UOS to Course Pre-Visualization
September 28, 2011 § Leave a comment
Our COMP5048 project requires data on UOS to Course relations. Hence, some pre-visualizations were done for analytical purposes.
Data was translated from the original core data to form an adjacency list.
This data had to be reduced, eliminating repetitions (so, for one thing, it could be mapped on a spreadsheet). There are also various versions of this data, it was transformed into different formats (csv, tab-delimited-text,) at different subsets to the original (~28630 nodes), to experiment with across different visualization programs.
Spreadsheet software were used to generate some quick visualizations. Apple’s iWork Numbers was found to be too unstable for large amounts of data, with Excel surpassing it in performance.
The following scatter chart was generated to visualize similar course-to-subject structures. The x-axis is UOS_Index, the y-axis is Course_ID. (Ignore the symbols).
This same data was then fed into some of my own previous java-visualization applications. However, the full data set would run out of memory (due to inefficiencies in implementation for this specific case).
Hence, other visualization programs were experimented with.
– Ggobi, i unfortunately, I could not seem to figure out, and it seemed outdated.
– Tulip, i had heard good things about of it’s windows equivalent, however, it did not appear to that it could accept adjacency matrix’s.
– Gephi, i had also heard good things about this program and decided to try it out.
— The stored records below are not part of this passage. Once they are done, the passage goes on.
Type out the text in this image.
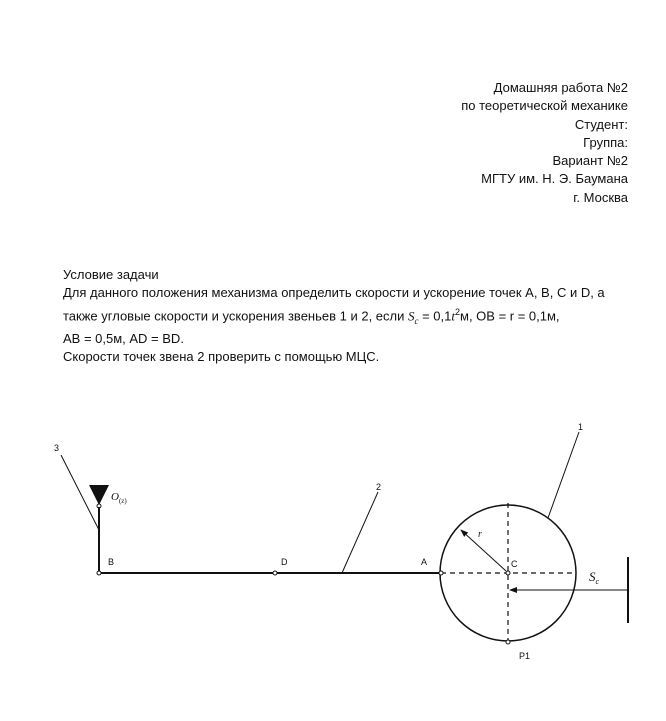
Домашняя работа №2
по теоретической механике
Студент:
Группа:
Вариант №2
МГТУ им. Н. Э. Баумана
г. Москва
Условие задачи
Для данного положения механизма определить скорости и ускорение точек A, B, C и D, а
также угловые скорости и ускорения звеньев 1 и 2, если $S_c = 0,1t^2м$, OB = r = 0,1м,
AB = 0,5м, AD = BD.
Скорости точек звена 2 проверить с помощью МЦС.
1
2
3
$O_{(z)}$
B	D	A	C
P1
r
$S_c$
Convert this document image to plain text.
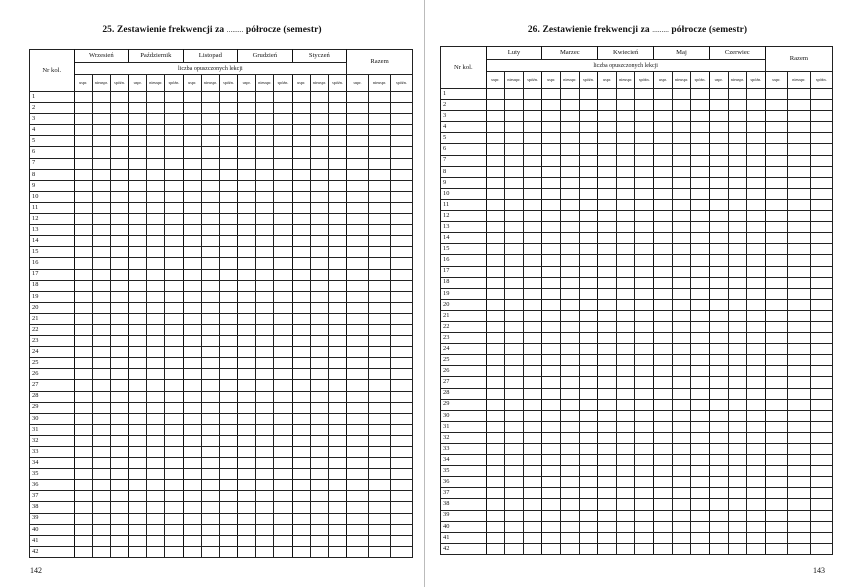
25. Zestawienie frekwencji za ......... półrocze (semestr)
Nr kol.	Wrzesień			Październik			Listopad			Grudzień			Styczeń			Razem		
	liczba opuszczonych lekcji																	
	uspr.	nieuspr.	spóźn.	uspr.	nieuspr.	spóźn.	uspr.	nieuspr.	spóźn.	uspr.	nieuspr.	spóźn.	uspr.	nieuspr.	spóźn.	uspr.	nieuspr.	spóźn.
1																		
2																		
3																		
4																		
5																		
6																		
7																		
8																		
9																		
10																		
11																		
12																		
13																		
14																		
15																		
16																		
17																		
18																		
19																		
20																		
21																		
22																		
23																		
24																		
25																		
26																		
27																		
28																		
29																		
30																		
31																		
32																		
33																		
34																		
35																		
36																		
37																		
38																		
39																		
40																		
41																		
42																		
142
26. Zestawienie frekwencji za ......... półrocze (semestr)
Nr kol.	Luty			Marzec			Kwiecień			Maj			Czerwiec			Razem		
	liczba opuszczonych lekcji																	
	uspr.	nieuspr.	spóźn.	uspr.	nieuspr.	spóźn.	uspr.	nieuspr.	spóźn.	uspr.	nieuspr.	spóźn.	uspr.	nieuspr.	spóźn.	uspr.	nieuspr.	spóźn.
1																		
2																		
3																		
4																		
5																		
6																		
7																		
8																		
9																		
10																		
11																		
12																		
13																		
14																		
15																		
16																		
17																		
18																		
19																		
20																		
21																		
22																		
23																		
24																		
25																		
26																		
27																		
28																		
29																		
30																		
31																		
32																		
33																		
34																		
35																		
36																		
37																		
38																		
39																		
40																		
41																		
42																		
143
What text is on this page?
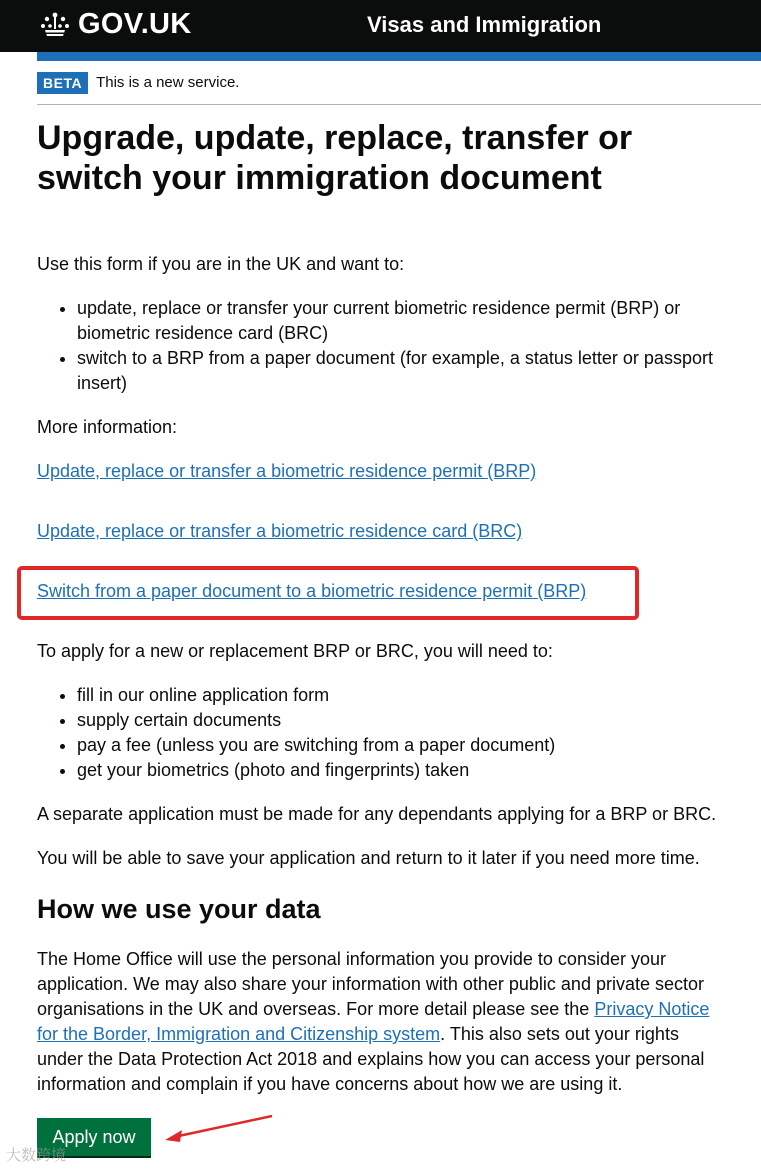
GOV.UK	Visas and Immigration
BETA This is a new service.
Upgrade, update, replace, transfer or switch your immigration document

Use this form if you are in the UK and want to:

• update, replace or transfer your current biometric residence permit (BRP) or biometric residence card (BRC)
• switch to a BRP from a paper document (for example, a status letter or passport insert)

More information:

Update, replace or transfer a biometric residence permit (BRP)
Update, replace or transfer a biometric residence card (BRC)
Switch from a paper document to a biometric residence permit (BRP)

To apply for a new or replacement BRP or BRC, you will need to:

• fill in our online application form
• supply certain documents
• pay a fee (unless you are switching from a paper document)
• get your biometrics (photo and fingerprints) taken

A separate application must be made for any dependants applying for a BRP or BRC.

You will be able to save your application and return to it later if you need more time.

How we use your data

The Home Office will use the personal information you provide to consider your application. We may also share your information with other public and private sector organisations in the UK and overseas. For more detail please see the Privacy Notice for the Border, Immigration and Citizenship system. This also sets out your rights under the Data Protection Act 2018 and explains how you can access your personal information and complain if you have concerns about how we are using it.

Apply now
大数跨境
It’s an amazing program (for one, allowing the import of multiple formats).
Gephi also has inbuilt layout algorithms with manipulable variables. These were very fun (and useful) to experiment with. I initially experimented with a ~10% subset of the data. A couple of results are shown below.
Algorithms such as ‘Yifan Hu Proportional’ and ‘Fruchterman Reingold’ seemed quite useful to the context. ‘Yifan Hu’s Multilevel’ and ‘Force Atlas’ also appeared interesting.
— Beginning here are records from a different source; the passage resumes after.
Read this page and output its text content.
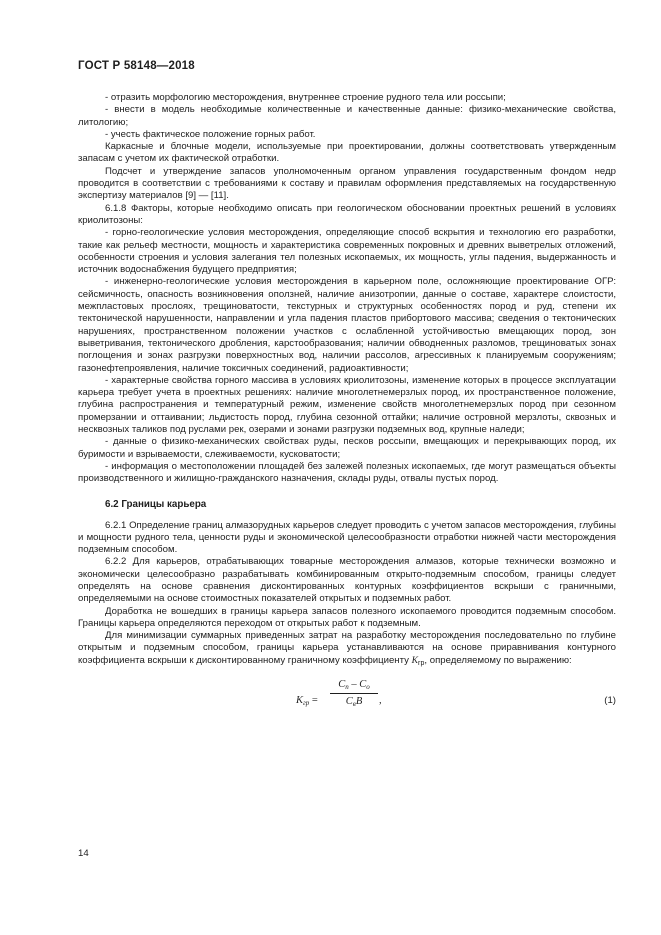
ГОСТ Р 58148—2018

- отразить морфологию месторождения, внутреннее строение рудного тела или россыпи;

- внести в модель необходимые количественные и качественные данные: физико-механические свойства, литологию;

- учесть фактическое положение горных работ.

Каркасные и блочные модели, используемые при проектировании, должны соответствовать утвержденным запасам с учетом их фактической отработки.

Подсчет и утверждение запасов уполномоченным органом управления государственным фондом недр проводится в соответствии с требованиями к составу и правилам оформления представляемых на государственную экспертизу материалов [9] — [11].

6.1.8 Факторы, которые необходимо описать при геологическом обосновании проектных решений в условиях криолитозоны:

- горно-геологические условия месторождения, определяющие способ вскрытия и технологию его разработки, такие как рельеф местности, мощность и характеристика современных покровных и древних выветрелых отложений, особенности строения и условия залегания тел полезных ископаемых, их мощность, углы падения, выдержанность и источник водоснабжения будущего предприятия;

- инженерно-геологические условия месторождения в карьерном поле, осложняющие проектирование ОГР: сейсмичность, опасность возникновения оползней, наличие анизотропии, данные о составе, характере слоистости, межпластовых прослоях, трещиноватости, текстурных и структурных особенностях пород и руд, степени их тектонической нарушенности, направлении и угла падения пластов прибортового массива; сведения о тектонических нарушениях, пространственном положении участков с ослабленной устойчивостью вмещающих пород, зон выветривания, тектонического дробления, карстообразования; наличии обводненных разломов, трещиноватых зонах поглощения и зонах разгрузки поверхностных вод, наличии рассолов, агрессивных к планируемым сооружениям; газонефтепроявления, наличие токсичных соединений, радиоактивности;

- характерные свойства горного массива в условиях криолитозоны, изменение которых в процессе эксплуатации карьера требует учета в проектных решениях: наличие многолетнемерзлых пород, их пространственное положение, глубина распространения и температурный режим, изменение свойств многолетнемерзлых пород при сезонном промерзании и оттаивании; льдистость пород, глубина сезонной оттайки; наличие островной мерзлоты, сквозных и несквозных таликов под руслами рек, озерами и зонами разгрузки подземных вод, крупные наледи;

- данные о физико-механических свойствах руды, песков россыпи, вмещающих и перекрывающих пород, их буримости и взрываемости, слеживаемости, кусковатости;

- информация о местоположении площадей без залежей полезных ископаемых, где могут размещаться объекты производственного и жилищно-гражданского назначения, склады руды, отвалы пустых пород.

6.2 Границы карьера

6.2.1 Определение границ алмазорудных карьеров следует проводить с учетом запасов месторождения, глубины и мощности рудного тела, ценности руды и экономической целесообразности отработки нижней части месторождения подземным способом.

6.2.2 Для карьеров, отрабатывающих товарные месторождения алмазов, которые технически возможно и экономически целесообразно разрабатывать комбинированным открыто-подземным способом, границы следует определять на основе сравнения дисконтированных контурных коэффициентов вскрыши с граничными, определяемыми на основе стоимостных показателей открытых и подземных работ.

Доработка не вошедших в границы карьера запасов полезного ископаемого проводится подземным способом. Границы карьера определяются переходом от открытых работ к подземным.

Для минимизации суммарных приведенных затрат на разработку месторождения последовательно по глубине открытым и подземным способом, границы карьера устанавливаются на основе приравнивания контурного коэффициента вскрыши к дисконтированному граничному коэффициенту $K_{гр}$, определяемому по выражению:

$K_{гр}$ =
$C_п - C_о$
$C_вB$	,	(1)
14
These same algorithms were then applied to the entire UOS to Course dataset.
The algorithms were stopped after an hour or so, but a clearer graph may have been established given more computing power / time to run.
The time it takes for this amount of data to reach viable visual patterns in real time is inappropriate for the project.
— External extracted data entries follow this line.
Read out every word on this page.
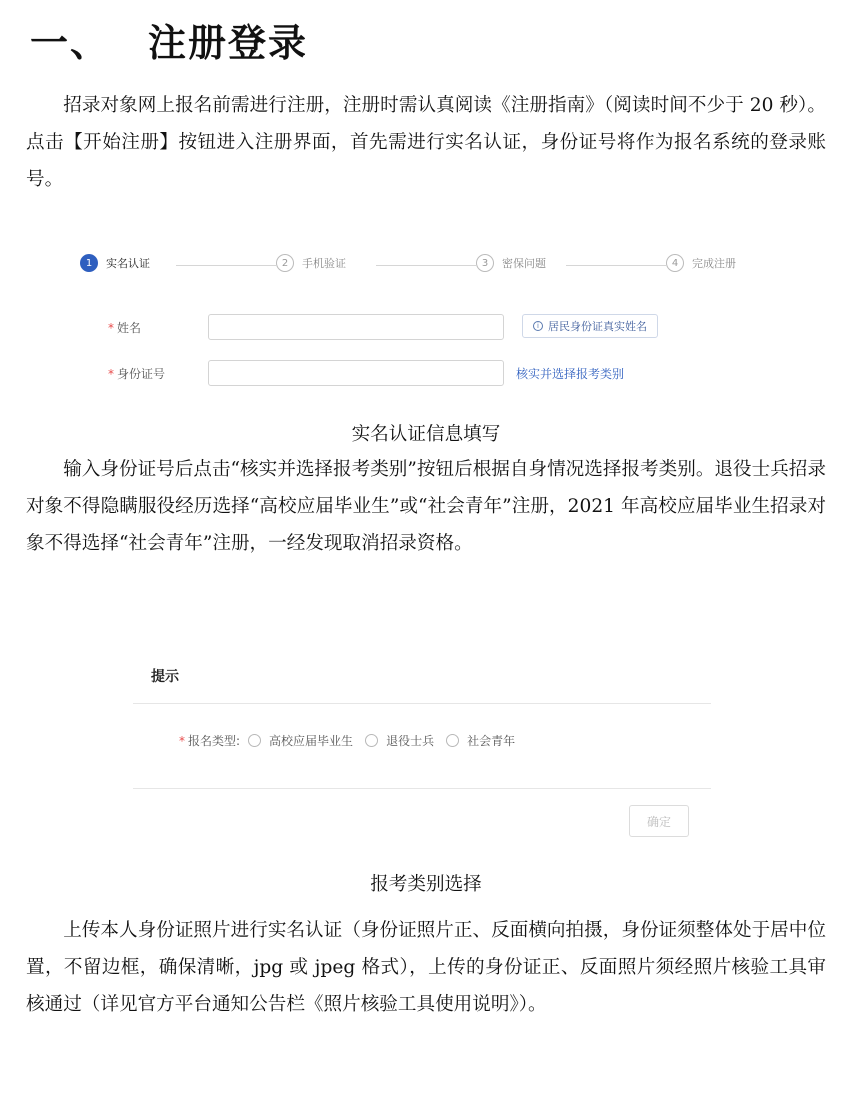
一、 注册登录

招录对象网上报名前需进行注册，注册时需认真阅读《注册指南》（阅读时间不少于 20 秒）。点击【开始注册】按钮进入注册界面，首先需进行实名认证，身份证号将作为报名系统的登录账号。

1	实名认证	2	手机验证	3	密保问题	4	完成注册
* 姓名	i 居民身份证真实姓名
* 身份证号	核实并选择报考类别
实名认证信息填写

输入身份证号后点击“核实并选择报考类别”按钮后根据自身情况选择报考类别。退役士兵招录对象不得隐瞒服役经历选择“高校应届毕业生”或“社会青年”注册，2021 年高校应届毕业生招录对象不得选择“社会青年”注册，一经发现取消招录资格。

提示
* 报名类型: 高校应届毕业生	退役士兵	社会青年
确定
报考类别选择

上传本人身份证照片进行实名认证（身份证照片正、反面横向拍摄，身份证须整体处于居中位置，不留边框，确保清晰，jpg 或 jpeg 格式），上传的身份证正、反面照片须经照片核验工具审核通过（详见官方平台通知公告栏《照片核验工具使用说明》）。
- Pre-Cluster Nodes for later Visualization in real-time (Eades, et. al.)
- Pre-Compute Locations of all Nodes
- Ordering the rows in the excel graph examples, (like using genome / dna – like visualizations) to compare the similarity between course streams and show shared subjects could also be an alternate form of visualizing similarities in the core dataset.
- Overall, alternative visualizations to the project.
Such data can be used as hard data to set node positions.